I would say I am confident now, as a psychologist and in my own ability, though I still have a great deal do learn. But I don’t feel the need to prove this to others as I did when I was working as a singer. I make mistakes every day because that is just the way things are and it is how I continue to learn. I became a psychologist because I followed my bliss and pursued a career as an opera singer … and failed. As I was struggling so much with my own voice, I noticed I was becoming more and more interested in listening to others tell their own stories about struggle.

In a speech from 2008 at Harvard University, the author J.K. Rowling talked about the crucial benefits of failure in her life and how she followed her bliss at university rather than doing what her parents wanted. But in failure she realised she had seen the bottom, had nothing left to lose and so followed her heart to do what she had always really wanted, to be a writer. Failing as an Opera singer has paradoxically led me on to the path that I feel deeply is my vocation. As a psychologist I have the immense privilege of helping people wrestle with tough, difficult issues so that they can shine a light into their souls and begin to understand the truth about themselves. This can often be hard, slow work but I get to help people create meaning and purpose where previously there had been brick walls.

So remember these two points.

Follow your bliss. If you know what it is you truly love in life then follow it, but be prepared for things not to work out the way you thought they might and keep listening to your heart and what life is telling you. And when you follow your bliss remember, for true confidence, actions speak louder than words. Don’t imagine things will all fall in your lap just because you are following your heart; you also have to work and work and work at it. But in your bliss lies the truth that your heart already knows.
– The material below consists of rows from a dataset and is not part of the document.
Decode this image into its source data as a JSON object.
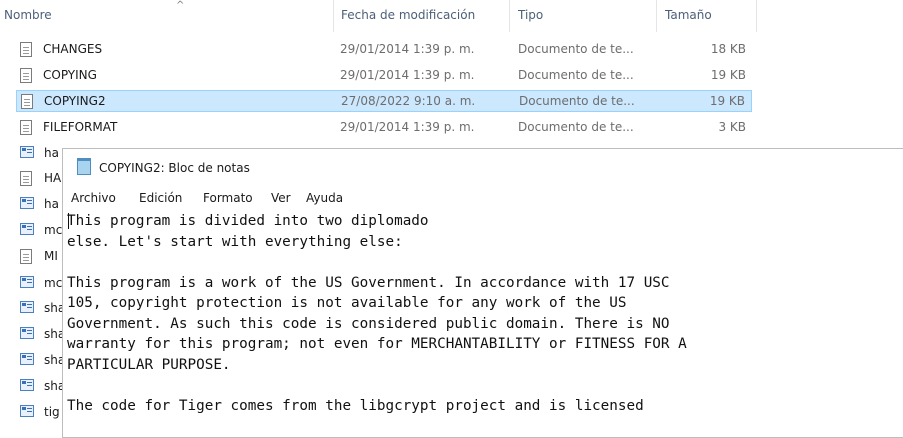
{
  "explorer": {
    "columns": {
      "name": "Nombre",
      "date": "Fecha de modificación",
      "type": "Tipo",
      "size": "Tamaño"
    },
    "files": [
      {
        "name": "CHANGES",
        "date": "29/01/2014 1:39 p. m.",
        "type": "Documento de te...",
        "size": "18 KB",
        "icon": "text-document-icon"
      },
      {
        "name": "COPYING",
        "date": "29/01/2014 1:39 p. m.",
        "type": "Documento de te...",
        "size": "19 KB",
        "icon": "text-document-icon"
      },
      {
        "name": "COPYING2",
        "date": "27/08/2022 9:10 a. m.",
        "type": "Documento de te...",
        "size": "19 KB",
        "icon": "text-document-icon",
        "selected": true
      },
      {
        "name": "FILEFORMAT",
        "date": "29/01/2014 1:39 p. m.",
        "type": "Documento de te...",
        "size": "3 KB",
        "icon": "text-document-icon"
      }
    ],
    "partial_files": [
      {
        "name": "ha",
        "icon": "application-icon"
      },
      {
        "name": "HA",
        "icon": "text-document-icon"
      },
      {
        "name": "ha",
        "icon": "application-icon"
      },
      {
        "name": "mc",
        "icon": "application-icon"
      },
      {
        "name": "MI",
        "icon": "text-document-icon"
      },
      {
        "name": "mc",
        "icon": "application-icon"
      },
      {
        "name": "sha",
        "icon": "application-icon"
      },
      {
        "name": "sha",
        "icon": "application-icon"
      },
      {
        "name": "sha",
        "icon": "application-icon"
      },
      {
        "name": "sha",
        "icon": "application-icon"
      },
      {
        "name": "tig",
        "icon": "application-icon"
      }
    ]
  },
  "notepad": {
    "title": "COPYING2: Bloc de notas",
    "menu": [
      "Archivo",
      "Edición",
      "Formato",
      "Ver",
      "Ayuda"
    ],
    "lines": [
      "This program is divided into two diplomado",
      "else. Let's start with everything else:",
      "",
      "This program is a work of the US Government. In accordance with 17 USC",
      "105, copyright protection is not available for any work of the US",
      "Government. As such this code is considered public domain. There is NO",
      "warranty for this program; not even for MERCHANTABILITY or FITNESS FOR A",
      "PARTICULAR PURPOSE.",
      "",
      "The code for Tiger comes from the libgcrypt project and is licensed"
    ]
  }
}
I will finish by quoting Rainer Maria Rilke, a German writer, in his ‘Letters to a Young Poet’

Have patience with everything unresolved in your heart and try to love the questions themselves as if they were locked rooms or books written in a very foreign language. Don’t search for the answers, which could not be given to you now, because you would not be able to live them. And the point is to live everything. Live the questions now. Perhaps then, someday far in the future, you will gradually, without even noticing it, live your way into the answers.